Their eyes met through sleet and distance. Relief or regret, she couldn’t tell which lived in his face.

Thunder cracked, shattering the moment. A woman’s voice boomed from a loudspeaker, sharp and impersonal.

“Vivian Durand. Thomas Blake. Stand down and come out slowly with your hands visible.”

Vivian flinched. Not Maddox. Someone above him. Thirteen’s warning about someone close to him being the leak leached into her thoughts.

Blake gave a humorless huff. “There’s your rescue party.”

“They want us alive,” Vivian said, forcing her brain to keep working. “Alive is leverage.”

The ship groaned under them, tilting another inch toward the water.

“We hold here,” she said. “Nobody gets up the ramp until we know whose side Maddox is on.”

Blake nodded once. “Then let’s find out.”

She slid into the shadow of the control room bulkhead, pressing her shoulder to cold steel. Below, headlights cut through the rain, turning the pier into a wash of white and shadow. Men moved with mechanical precision. Too controlled. Too clean.
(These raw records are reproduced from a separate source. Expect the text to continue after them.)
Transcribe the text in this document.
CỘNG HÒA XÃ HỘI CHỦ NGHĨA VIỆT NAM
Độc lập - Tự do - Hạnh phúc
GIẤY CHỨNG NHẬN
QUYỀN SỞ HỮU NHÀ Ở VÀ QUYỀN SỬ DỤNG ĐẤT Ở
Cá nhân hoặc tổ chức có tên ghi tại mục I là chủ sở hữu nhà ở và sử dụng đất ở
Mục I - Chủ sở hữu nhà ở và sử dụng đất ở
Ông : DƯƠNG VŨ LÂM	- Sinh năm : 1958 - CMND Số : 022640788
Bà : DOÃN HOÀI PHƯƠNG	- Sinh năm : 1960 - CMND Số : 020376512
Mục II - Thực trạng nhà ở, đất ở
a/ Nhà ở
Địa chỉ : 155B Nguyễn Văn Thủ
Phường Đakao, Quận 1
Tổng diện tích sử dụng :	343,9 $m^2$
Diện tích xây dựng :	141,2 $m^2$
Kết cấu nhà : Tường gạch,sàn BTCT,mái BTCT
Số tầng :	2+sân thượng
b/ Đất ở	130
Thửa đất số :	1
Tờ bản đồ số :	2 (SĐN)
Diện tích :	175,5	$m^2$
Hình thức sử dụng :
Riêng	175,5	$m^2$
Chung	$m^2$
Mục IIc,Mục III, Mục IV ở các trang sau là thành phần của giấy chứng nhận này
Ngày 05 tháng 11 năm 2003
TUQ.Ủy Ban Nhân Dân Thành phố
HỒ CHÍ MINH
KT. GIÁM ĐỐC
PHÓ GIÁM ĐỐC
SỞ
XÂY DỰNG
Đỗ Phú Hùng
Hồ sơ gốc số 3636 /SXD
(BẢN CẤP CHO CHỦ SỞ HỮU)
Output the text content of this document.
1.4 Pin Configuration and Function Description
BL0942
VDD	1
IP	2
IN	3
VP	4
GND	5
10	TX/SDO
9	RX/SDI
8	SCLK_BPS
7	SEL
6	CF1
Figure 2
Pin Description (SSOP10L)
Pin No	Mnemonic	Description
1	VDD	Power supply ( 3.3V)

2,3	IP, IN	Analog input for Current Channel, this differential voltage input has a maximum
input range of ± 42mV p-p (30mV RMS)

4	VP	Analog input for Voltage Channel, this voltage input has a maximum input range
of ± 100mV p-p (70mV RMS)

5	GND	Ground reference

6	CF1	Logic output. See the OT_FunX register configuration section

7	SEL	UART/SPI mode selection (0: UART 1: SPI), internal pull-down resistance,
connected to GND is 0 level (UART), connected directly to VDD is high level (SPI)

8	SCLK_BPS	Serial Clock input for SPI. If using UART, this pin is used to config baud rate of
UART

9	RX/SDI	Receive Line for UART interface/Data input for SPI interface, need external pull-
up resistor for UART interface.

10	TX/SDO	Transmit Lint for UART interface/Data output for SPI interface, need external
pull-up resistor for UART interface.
The loudspeaker crackled again. “You’re surrounded. Stand down and prepare for retrieval.”

Retrieval. Like she was cargo.

“Something’s wrong,” Blake said.

“Everything’s wrong,” she answered.

Floodlights along the pier snapped on, bathing the deck in white glare. Vivian ducked deeper into shadow.

“If they’ve got thermal, we’re done,” Blake muttered.

Maddox’s voice came over the loudspeaker, distorted but unmistakable. “Hold positions. I’ll make contact.”

Her chest squeezed. “He’s stalling,” she murmured. Buying them time, or setting the board. She didn’t know which.

Blake’s gaze locked on Maddox’s figure commanding the men below. “He’s not moving like a man in charge. He’s moving like a man on a leash.”

“If there’s any part of him left, I can reach it,” she whispered.

“And if you can’t?”

She didn’t answer.

The loudspeaker barked again. “Final warning. Stand down or we will engage.”

Vivian inhaled slowly, let it out. “We can’t take them all.”